Traversa assicura: “Una volta arrivati i farmaci non si perderà un solo giorno”. “Se sono corrette le previsioni fatte dalla Lilly, entro la metà del mese di marzo le prime 5mila dosi saranno a disposizione delle regioni e quindi degli ospedali italiani. A fine mese quelle di Regeneron, circa il doppio. Appena saranno disponibili partirà la distribuzione. Gli acquisti centralizzati di farmaci non approvati in commercio è sempre complesso e richiede un forte coordinamento. Il protocollo sanitario però è già stato individuato”. Sarà un coordinamento tra ministero della Salute e Aifa, forse lo stesso che gestisce il registro del Remdesivir. “Ogni settimana c’è un incontro tra struttura centrale e regioni per verificare che il farmaco arrivi dapperttutto, che non ci siano carenze. Potrebbe essere la stessa struttura a verificare la distribuzione corretta dei monoclonali”.
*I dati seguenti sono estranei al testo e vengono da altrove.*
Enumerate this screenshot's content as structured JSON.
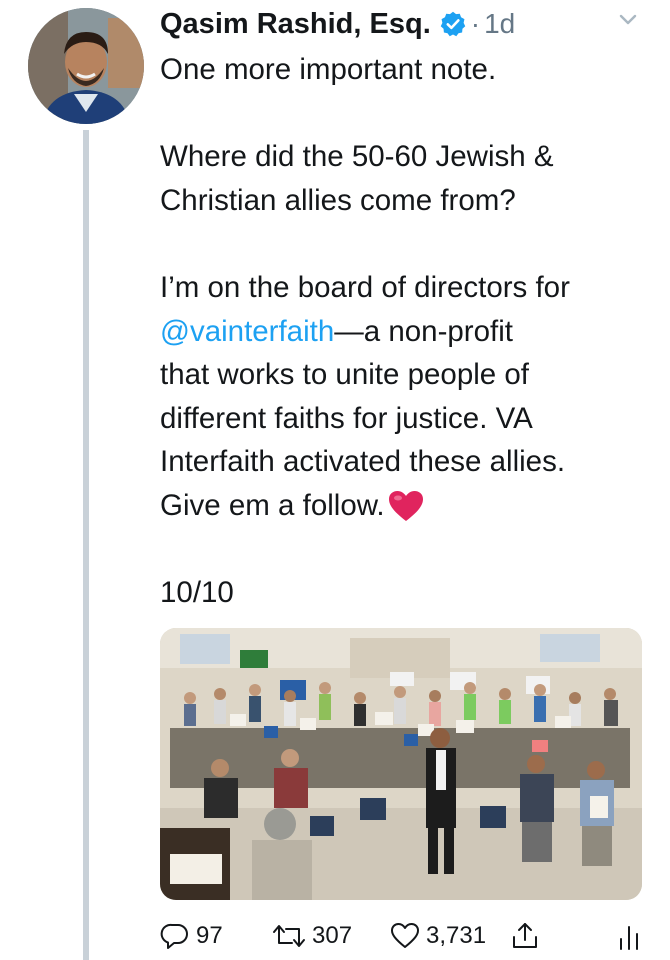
{
  "tweet": {
    "author_name": "Qasim Rashid, Esq.",
    "separator": "·",
    "time": "1d",
    "verified_icon": "verified-badge-icon",
    "menu_icon": "chevron-down-icon",
    "lines": {
      "l1": "One more important note.",
      "l2": "Where did the 50-60 Jewish &",
      "l3": "Christian allies come from?",
      "l4": "I’m on the board of directors for",
      "l5_mention": "@vainterfaith",
      "l5_rest": "—a non-profit",
      "l6": "that works to unite people of",
      "l7": "different faiths for justice. VA",
      "l8": "Interfaith activated these allies.",
      "l9": "Give em a follow.",
      "l10": "10/10"
    },
    "emoji": "heart-emoji",
    "photo_alt": "Photo of a crowded meeting room with people holding signs",
    "actions": {
      "reply_count": "97",
      "retweet_count": "307",
      "like_count": "3,731"
    }
  },
  "colors": {
    "link": "#1da1f2",
    "secondary_text": "#657786",
    "thread_line": "#c9d1d8",
    "heart": "#e0245e"
  }
}
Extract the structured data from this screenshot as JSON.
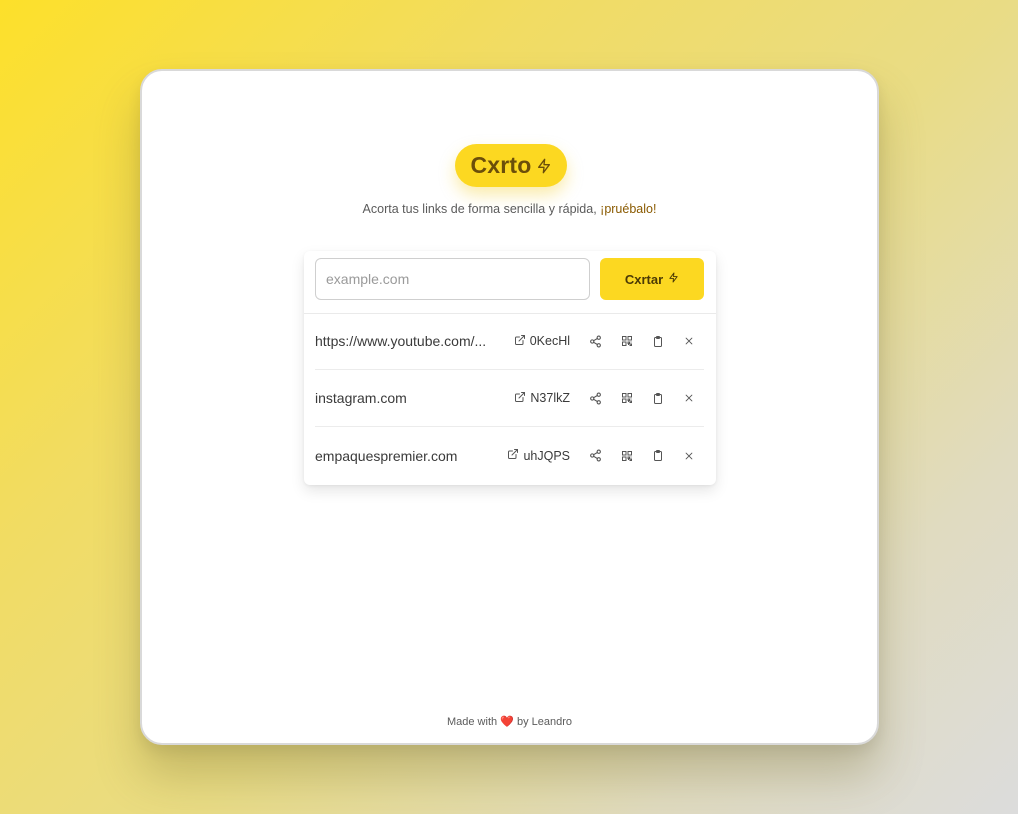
{
  "app": {
    "logo_text": "Cxrto",
    "tagline_main": "Acorta tus links de forma sencilla y rápida, ",
    "tagline_accent": "¡pruébalo!"
  },
  "form": {
    "input_value": "",
    "input_placeholder": "example.com",
    "submit_label": "Cxrtar"
  },
  "links": [
    {
      "original": "https://www.youtube.com/...",
      "short": "0KecHl"
    },
    {
      "original": "instagram.com",
      "short": "N37lkZ"
    },
    {
      "original": "empaquespremier.com",
      "short": "uhJQPS"
    }
  ],
  "icons": {
    "logo": "lightning-bolt-icon",
    "submit": "lightning-bolt-icon",
    "external": "external-link-icon",
    "share": "share-icon",
    "qr": "qr-code-icon",
    "copy": "clipboard-icon",
    "delete": "close-icon"
  },
  "footer": {
    "prefix": "Made with",
    "heart": "❤️",
    "suffix": "by Leandro"
  },
  "colors": {
    "brand_yellow": "#fcd821",
    "accent_brown": "#8a5a00",
    "logo_text": "#6b4e0a"
  }
}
Nel frattempo si è chiuso il famoso “bando per lo studio di efficacia” lanciato da Aifa a fine gennaio. L’agenzia italiana si è sempre mostrata più che prudente sull’efficacia di questi farmaci, forse sottovalutando l’interesse a sperimentarli e darli ai pazienti da parte dei centri ospedalieri e di ricerca. In due settimane si è ritrovata con ben 14 entri candidati al protocollo. Ancora non è avvenuta la disclosure, ma toccherà capire quanti si propongano per un genuino motivo di studio e quanti perché è un modo per far avere quei farmaci ai propri pazienti. Traversa assicura che non ci sarà un dumping farmaceutico a danno di altre strutture. “I centri clinici che ne faranno richiesta riceveranno i monoclonali indipendentemente dal fatto che si siano candidati o meno allo studio. Non ci sono corsie preferenziali o diritti di prelazione”.